The Shi'ite Jurisprudents
We will begin the history of the Shi'ite jurisprudents from the period of the Imam's "minor occultation" (260-320 A.H.), and this we will do for two reasons:
First, the period previous to the "minor occultation" was the period of the presence of the holy Imams, and in the period of their presence, although there were jurisprudents and mujtahids who were able to make their own verdicts, who had been encouraged by the Imams to do so, yet due to the presence of the Imams they were nevertheless outshone by the brilliance of the Imams. That is, the referral of problems to the verdicts of the jurisprudents is because of there being no access to the Imams. In the period of the Imams' presence, however, people tried as far as possible to refer to the original sources of the Imams. Similarly, even the jurisprudents, bearing in mind distances and other difficulties, used to place their own problems before the Imams whenever they could.
Second, in the formal, classified jurisprudence, we are limited to the period of the minor occultation, for none of the actual books in jurisprudence from that period has reached us, or, if any have, I have no information about it.
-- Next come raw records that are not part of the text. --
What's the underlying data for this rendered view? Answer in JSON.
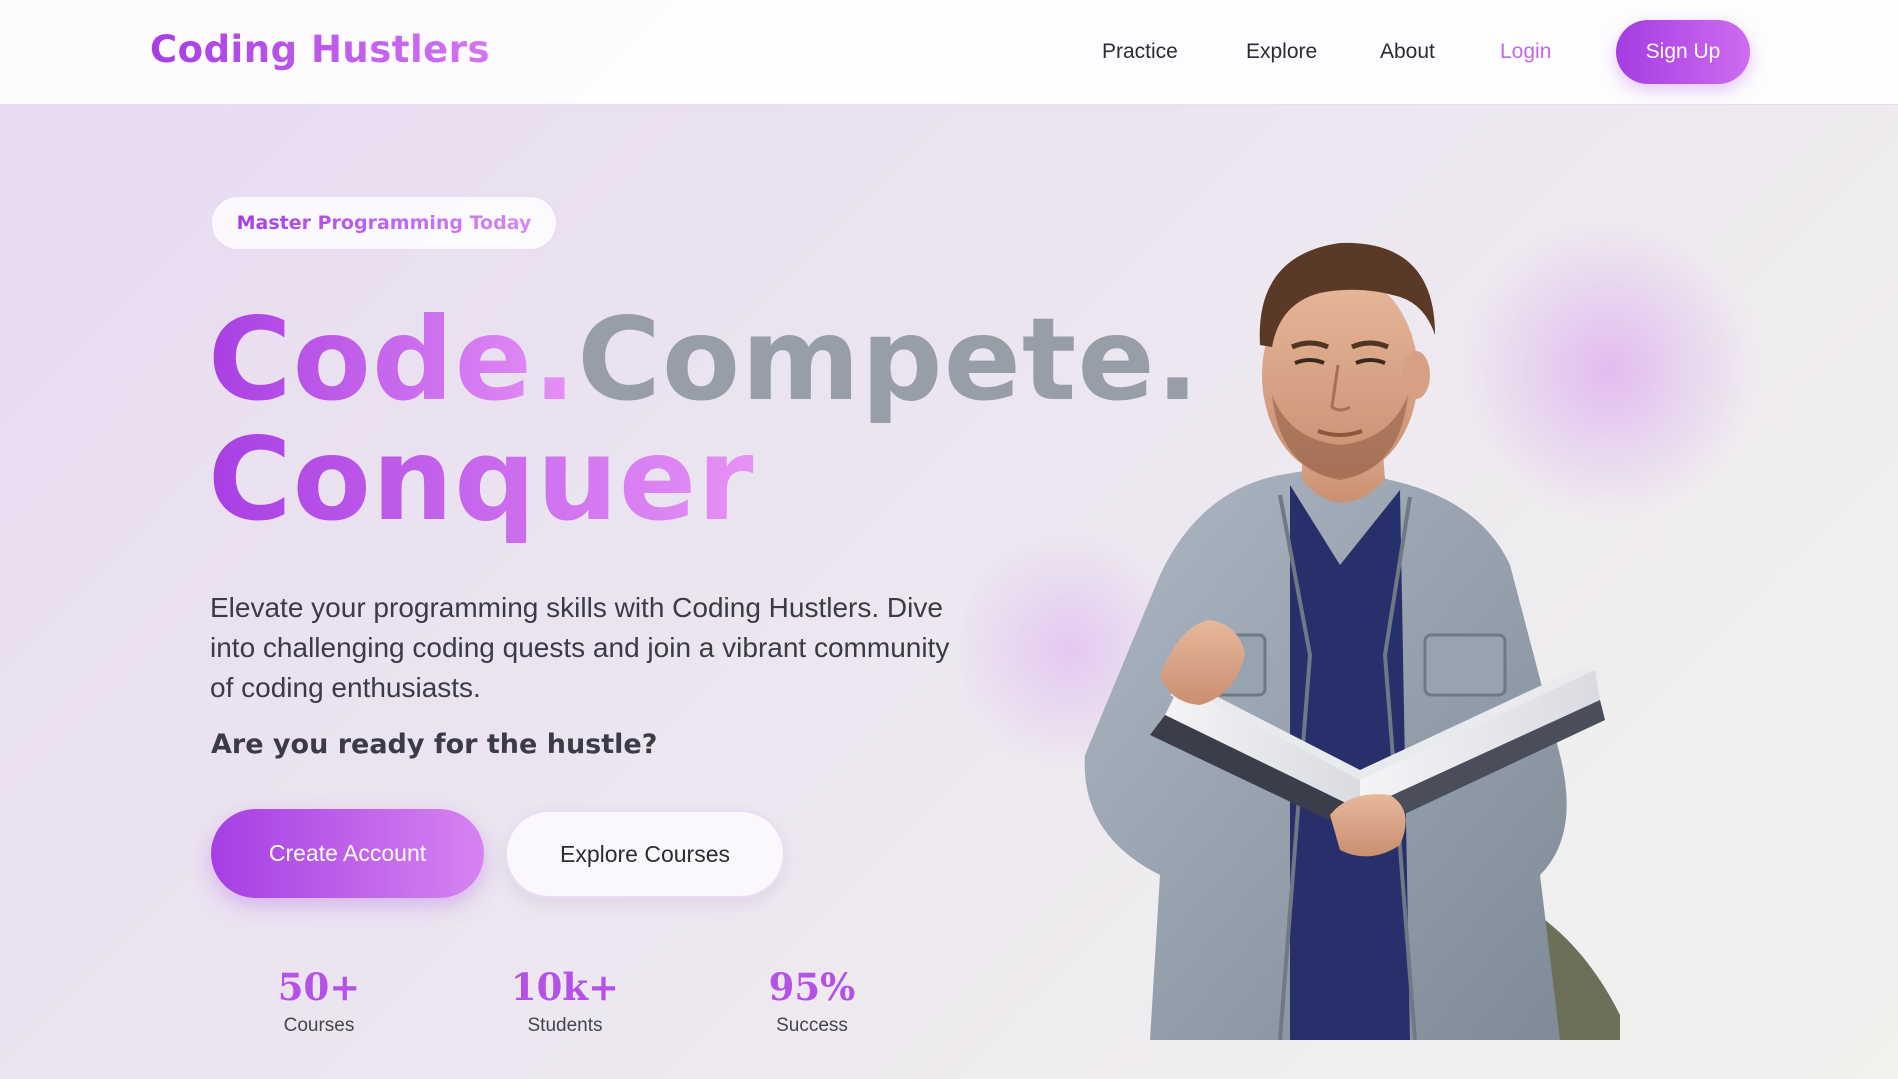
{
  "nav": {
    "brand": "Coding Hustlers",
    "links": [
      {
        "label": "Practice"
      },
      {
        "label": "Explore"
      },
      {
        "label": "About"
      },
      {
        "label": "Login"
      }
    ],
    "signup_label": "Sign Up"
  },
  "hero": {
    "badge": "Master Programming Today",
    "headline": {
      "word1": "Code.",
      "word2": "Compete.",
      "word3": "Conquer"
    },
    "description": "Elevate your programming skills with Coding Hustlers. Dive into challenging coding quests and join a vibrant community of coding enthusiasts.",
    "question": "Are you ready for the hustle?",
    "primary_cta": "Create Account",
    "secondary_cta": "Explore Courses",
    "stats": [
      {
        "value": "50+",
        "label": "Courses"
      },
      {
        "value": "10k+",
        "label": "Students"
      },
      {
        "value": "95%",
        "label": "Success"
      }
    ],
    "image": "student-reading-book"
  },
  "colors": {
    "accent": "#a63ee3",
    "accent_light": "#d783f1",
    "text_dark": "#3a3a48",
    "gray_headline": "#989ea8"
  }
}
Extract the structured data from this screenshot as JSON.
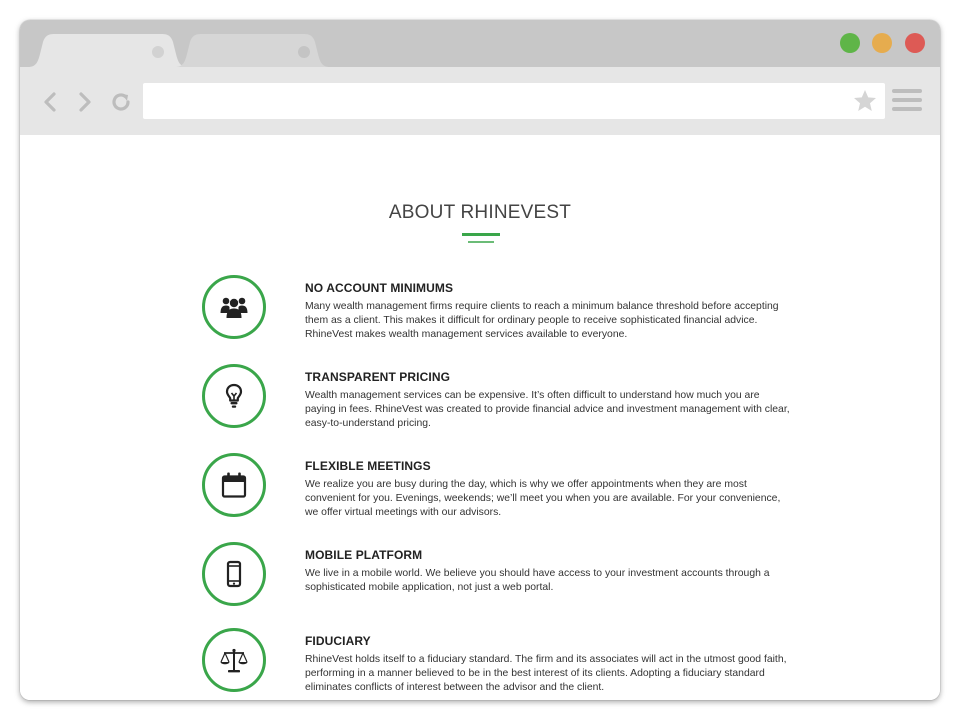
{
  "browser": {
    "tabs": [
      {
        "state": "active"
      },
      {
        "state": "inactive"
      }
    ],
    "window_controls": [
      {
        "name": "maximize",
        "color": "#5fb548"
      },
      {
        "name": "minimize",
        "color": "#e6ac4e"
      },
      {
        "name": "close",
        "color": "#dd5a55"
      }
    ],
    "nav_icons": [
      "back-icon",
      "forward-icon",
      "reload-icon"
    ],
    "address_value": "",
    "bookmark_icon": "star-icon",
    "menu_icon": "hamburger-icon"
  },
  "page": {
    "title": "ABOUT RHINEVEST",
    "accent_color": "#3aa64a",
    "features": [
      {
        "icon": "group-icon",
        "title": "NO ACCOUNT MINIMUMS",
        "body": "Many wealth management firms require clients to reach a minimum balance threshold before accepting them as a client. This makes it difficult for ordinary people to receive sophisticated financial advice. RhineVest makes wealth management services available to everyone."
      },
      {
        "icon": "lightbulb-icon",
        "title": "TRANSPARENT PRICING",
        "body": "Wealth management services can be expensive. It’s often difficult to understand how much you are paying in fees. RhineVest was created to provide financial advice and investment management with clear, easy-to-understand pricing."
      },
      {
        "icon": "calendar-icon",
        "title": "FLEXIBLE MEETINGS",
        "body": "We realize you are busy during the day, which is why we offer appointments when they are most convenient for you. Evenings, weekends; we’ll meet you when you are available. For your convenience, we offer virtual meetings with our advisors."
      },
      {
        "icon": "mobile-phone-icon",
        "title": "MOBILE PLATFORM",
        "body": "We live in a mobile world. We believe you should have access to your investment accounts through a sophisticated mobile application, not just a web portal."
      },
      {
        "icon": "scales-icon",
        "title": "FIDUCIARY",
        "body": "RhineVest holds itself to a fiduciary standard. The firm and its associates will act in the utmost good faith, performing in a manner believed to be in the best interest of its clients. Adopting a fiduciary standard eliminates conflicts of interest between the advisor and the client."
      }
    ]
  }
}
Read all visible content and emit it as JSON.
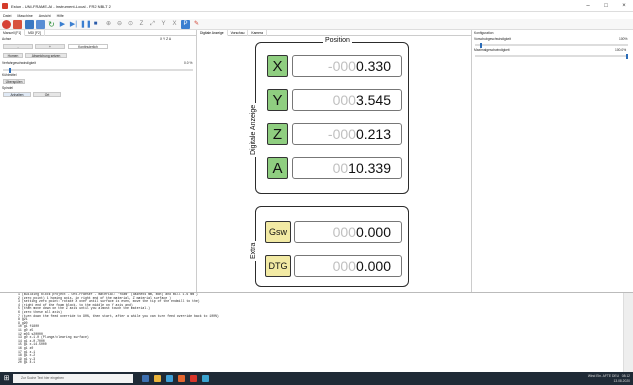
{
  "window": {
    "title": "Estun - UNI-FRAME-AI - Instrument-Local - FR2 NBLT 2"
  },
  "menu": [
    "Datei",
    "Maschine",
    "Ansicht",
    "Hilfe"
  ],
  "left_panel": {
    "tabs": [
      "Manuell [F1]",
      "MDI [F2]"
    ],
    "section_label": "Achse",
    "axis_options": "X  Y  Z  A",
    "minus_label": "-",
    "plus_label": "+",
    "continuous_label": "Kontinuierlich",
    "home_button": "Homen",
    "touch_button": "Abweichung setzen",
    "jog_speed_label": "Verfahrgeschwindigkeit",
    "jog_speed_value": "0.0 %",
    "jog_speed_fraction": 0.03,
    "spindle_label": "Kühlmittel",
    "coolant_button": "Überspülen",
    "spindle2_label": "Spindel",
    "spindle_on_button": "Anhalten",
    "spindle_off_button": "Ort"
  },
  "center": {
    "tabs": [
      "Digitale Anzeige",
      "Vorschau",
      "Kamera"
    ],
    "position_title": "Position",
    "position_side_label": "Digitale Anzeige",
    "axes": [
      {
        "name": "X",
        "lead": "-000",
        "main": "0.330"
      },
      {
        "name": "Y",
        "lead": "000",
        "main": "3.545"
      },
      {
        "name": "Z",
        "lead": "-000",
        "main": "0.213"
      },
      {
        "name": "A",
        "lead": "00",
        "main": "10.339"
      }
    ],
    "extra_side_label": "Extra",
    "extras": [
      {
        "name": "Gsw",
        "lead": "000",
        "main": "0.000"
      },
      {
        "name": "DTG",
        "lead": "000",
        "main": "0.000"
      }
    ]
  },
  "right_panel": {
    "header": "Konfiguration",
    "feed_label": "Vorschubgeschwindigkeit",
    "feed_value": "100%",
    "feed_fraction": 0.03,
    "max_label": "Maximalgeschwindigkeit",
    "max_value": "100.0%",
    "max_fraction": 1.0
  },
  "log_lines": [
    "1  (Building block project - Unt-Fraeser - material: 'foam' (dazhe04 mm, mon) and mill 1.6 mm )",
    "2  (zero point) 1 homing axis, in right end of the material, Z material surface )",
    "3  (setting zero point: rotate X over until surface is even, move the tip of the endmill to the)",
    "4  (right end of the foam block, to the middle on Y axis and)",
    "5  (then move down on the Z axis until you almost touch the material.)",
    "6  (zero these all axis)",
    "7  (turn down the feed override to 90%, then start, after a while you can turn feed override back to 100%)",
    "8  g21",
    "9  g90",
    "10 g1 f1800",
    "11 g0 z5",
    "12 m03 s20000",
    "13 g0 x-1.0 (Plunge/clearing surface)",
    "14 g1 z-0.7000",
    "15 g1 x-14.5000",
    "16 g1 z0",
    "17 g1 z-1",
    "18 g1 x-2",
    "19 g1 y-3",
    "20 g1 z-1"
  ],
  "taskbar": {
    "search_placeholder": "Zur Suche Text hier eingeben",
    "tray_time": "08:12",
    "tray_date": "13.08.2020",
    "tray_text": "Wind Ein. AFTE DEU"
  }
}
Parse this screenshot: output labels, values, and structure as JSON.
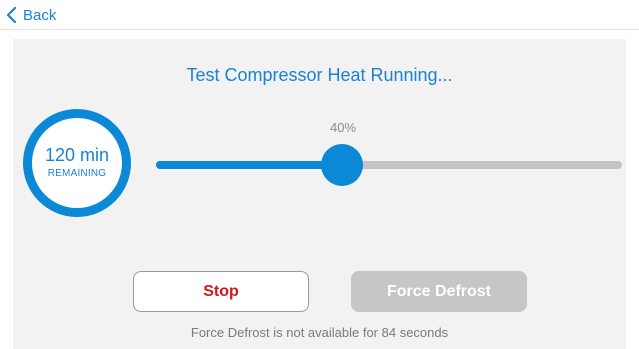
{
  "nav": {
    "back_label": "Back"
  },
  "test": {
    "title": "Test Compressor Heat Running...",
    "timer_value": "120 min",
    "timer_caption": "REMAINING",
    "progress_label": "40%",
    "progress_fraction": 0.4
  },
  "actions": {
    "stop_label": "Stop",
    "force_defrost_label": "Force Defrost",
    "force_defrost_enabled": false,
    "note": "Force Defrost is not available for 84 seconds"
  },
  "icons": {
    "back": "chevron-left-icon"
  },
  "colors": {
    "accent": "#0b88d6",
    "stop": "#d01818",
    "disabled": "#c6c6c6"
  }
}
All the same, amongst the Shi'ites there were great jurisprudents during the days of the holy Imams, whose value can become apparent and determined by comparing them with the jurisprudents of their period from other sects. The Sunni, ibn Nadin writes in his book Fihrist about Husein ibn Sa'id Ahwazi and his brother, both notable Shi'ite jurisprudents, "They were the best of those of their time in knowledge of jurisprudence, effects (i.e. writings and compilations) and talents," and, about 'Ali ibn Ibrahim Qumi he writes, "Amongst the 'ulema and jurisprudents," and, about Muhammad ibn Hasan ibn Ahmad ibn Walid, "And he has amongst books the book Jam'e fil-fiqh".